Methods: CHB patients treated with entecavir or tenofovir disoproxil fumarate as a first antiviral therapy were retrospectively recruited. Exclusion criteria were 1) history of HCC, 2) lack of data from essential examinations at baseline, or 3) missing regular HCC surveillance examinations. Furthermore, patients without baseline liver stiffness data were excluded. Patients were randomized into derivation and validation cohorts at a 2:1 ratio. Variables proven to be independent risk factors for HCC in the derivation cohort were used to develop the prediction model.

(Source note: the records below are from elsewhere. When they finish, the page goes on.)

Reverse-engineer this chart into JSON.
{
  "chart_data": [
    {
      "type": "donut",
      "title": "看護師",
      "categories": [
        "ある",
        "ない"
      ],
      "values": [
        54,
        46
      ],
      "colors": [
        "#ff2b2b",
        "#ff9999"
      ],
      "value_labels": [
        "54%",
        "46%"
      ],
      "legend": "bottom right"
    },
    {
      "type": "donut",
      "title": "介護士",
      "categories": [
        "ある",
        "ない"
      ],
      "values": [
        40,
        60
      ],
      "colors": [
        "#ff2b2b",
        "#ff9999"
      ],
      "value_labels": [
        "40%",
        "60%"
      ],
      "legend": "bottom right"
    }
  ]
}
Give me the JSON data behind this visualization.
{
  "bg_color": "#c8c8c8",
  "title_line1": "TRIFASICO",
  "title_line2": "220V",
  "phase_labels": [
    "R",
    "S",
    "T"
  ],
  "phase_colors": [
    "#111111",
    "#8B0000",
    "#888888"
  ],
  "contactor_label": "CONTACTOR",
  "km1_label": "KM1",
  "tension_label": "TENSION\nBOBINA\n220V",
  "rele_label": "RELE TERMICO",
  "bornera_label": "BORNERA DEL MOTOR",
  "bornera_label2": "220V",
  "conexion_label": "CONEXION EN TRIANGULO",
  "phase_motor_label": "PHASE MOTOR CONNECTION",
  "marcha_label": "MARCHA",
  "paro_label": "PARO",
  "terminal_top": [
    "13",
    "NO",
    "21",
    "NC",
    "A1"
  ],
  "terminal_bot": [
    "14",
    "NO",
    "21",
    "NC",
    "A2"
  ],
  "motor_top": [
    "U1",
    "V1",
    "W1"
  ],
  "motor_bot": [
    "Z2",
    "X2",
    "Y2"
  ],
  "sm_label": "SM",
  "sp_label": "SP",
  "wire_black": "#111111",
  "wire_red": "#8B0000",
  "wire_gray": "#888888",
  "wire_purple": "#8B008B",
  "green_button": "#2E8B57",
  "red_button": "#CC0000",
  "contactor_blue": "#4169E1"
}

Results: A total of 1,895 patients were randomized into the derivation (n=1,239) and validation (n=656) cohorts. In the multivariable analysis, the independent predictors for HCC were age [adjusted hazard ratio (aHR) = 1.771 at 40–49 years; aHR = 3.682 at ≥50 years; p <0.001], cirrhosis at baseline (aHR = 2.974, p <0.001), consumption of alcohol (aHR = 1.954, p = 0.003), stiffness of the liver (aHR = 1.314 at 9.7 ≤LS <14.9 kPa, aHR = 2.340 at LS ≥14.9 kPa, p = 0.001), and serum ALT <80 U/L (aHR = 1.633, p = 0.002). The ACCESS-HCC prediction model was developed using these five variables. The areas under the receiver operating characteristics curves were 0.798, 0.762, and 0.883 for HCC risk at 3, 5, and 10 years, respectively, which were higher than those of the other prediction models such as PAGE-B, mPAGE-B, REAL-B, and CAMD scores in this cohort. The scores were categorized according to significantly different HCC incidences: 0–4, low; 5–8, intermediate; and 9–14, high-risk. The performance of this model was validated in an independent cohort.

Conclusion: The ACCESS-HCC model shows improved long-term prediction and provides three distinct risk categories for HCC development in CHB patients receiving antiviral therapy.